The AgeBand data is incorrectly shown as the ordered factor Subgroup. Because I haven't used it, I haven't gone back and correct this to a plain factor.
This assumes that you have one variable, "ageband", which is a factor with levels: AgeBand2, AgeBand3, AgeBand4, and perhaps others that you want to be ignored. Since factors are generally treated by R regression functions using the lowest lexigraphic values as the reference levels, you would get your correct level chosen automagically. You pick your desired levels by creating a dataset hat has only the desired levels.
agelevs <- c("AgeBand2", "AgeBand3", "AgeBand4")

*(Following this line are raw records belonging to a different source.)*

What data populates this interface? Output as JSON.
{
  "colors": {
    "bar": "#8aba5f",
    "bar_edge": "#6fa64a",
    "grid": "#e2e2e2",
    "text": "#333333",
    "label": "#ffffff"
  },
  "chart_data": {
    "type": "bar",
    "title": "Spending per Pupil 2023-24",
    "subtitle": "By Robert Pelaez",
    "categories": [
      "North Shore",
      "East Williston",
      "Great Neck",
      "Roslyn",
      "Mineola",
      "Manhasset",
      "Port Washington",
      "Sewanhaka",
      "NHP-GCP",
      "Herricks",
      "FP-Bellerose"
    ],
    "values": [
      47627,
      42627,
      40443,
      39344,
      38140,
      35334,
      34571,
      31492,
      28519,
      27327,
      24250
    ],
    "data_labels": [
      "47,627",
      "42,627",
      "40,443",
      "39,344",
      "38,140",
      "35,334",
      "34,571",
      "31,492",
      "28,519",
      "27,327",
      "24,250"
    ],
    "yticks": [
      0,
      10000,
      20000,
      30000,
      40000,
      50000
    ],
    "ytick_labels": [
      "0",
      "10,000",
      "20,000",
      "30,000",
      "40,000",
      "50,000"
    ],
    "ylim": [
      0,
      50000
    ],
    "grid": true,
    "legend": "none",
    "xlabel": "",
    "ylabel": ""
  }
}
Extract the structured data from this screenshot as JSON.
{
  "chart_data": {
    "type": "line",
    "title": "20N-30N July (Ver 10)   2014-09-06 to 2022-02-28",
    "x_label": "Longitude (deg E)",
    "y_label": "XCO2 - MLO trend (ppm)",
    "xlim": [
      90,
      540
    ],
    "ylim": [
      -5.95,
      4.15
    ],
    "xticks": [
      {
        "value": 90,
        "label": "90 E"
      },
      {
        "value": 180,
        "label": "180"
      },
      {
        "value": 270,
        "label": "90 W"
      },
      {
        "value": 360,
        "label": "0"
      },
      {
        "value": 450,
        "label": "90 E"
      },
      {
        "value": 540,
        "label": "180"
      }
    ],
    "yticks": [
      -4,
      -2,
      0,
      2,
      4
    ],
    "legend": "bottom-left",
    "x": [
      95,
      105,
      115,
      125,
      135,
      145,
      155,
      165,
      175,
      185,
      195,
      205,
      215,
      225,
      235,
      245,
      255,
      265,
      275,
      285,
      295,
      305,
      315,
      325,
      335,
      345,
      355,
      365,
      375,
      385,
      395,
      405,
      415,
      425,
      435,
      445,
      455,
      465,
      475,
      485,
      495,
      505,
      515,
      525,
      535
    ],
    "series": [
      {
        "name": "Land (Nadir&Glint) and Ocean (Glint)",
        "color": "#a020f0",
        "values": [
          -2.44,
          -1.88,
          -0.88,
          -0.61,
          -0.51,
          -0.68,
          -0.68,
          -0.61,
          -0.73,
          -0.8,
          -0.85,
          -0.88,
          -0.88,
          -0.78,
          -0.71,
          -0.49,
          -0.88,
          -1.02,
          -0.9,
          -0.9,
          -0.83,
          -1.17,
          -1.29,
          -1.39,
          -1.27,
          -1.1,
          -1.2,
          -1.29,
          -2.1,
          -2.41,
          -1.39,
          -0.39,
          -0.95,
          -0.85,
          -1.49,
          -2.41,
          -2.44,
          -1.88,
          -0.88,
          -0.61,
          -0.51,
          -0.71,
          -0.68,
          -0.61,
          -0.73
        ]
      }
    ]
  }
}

dsub <- subset(inpdat, ageband %in agelevs)
res <- your_fun(dsub) nlmer(y ~ ageband + <other-parameters>, data=dsub, ...)
If you have gone to the trouble of creating separate variables, then you need to learn to use factors correctly rather than holding to inefficent habits enforced by training in SPSS or other clunky macro processors.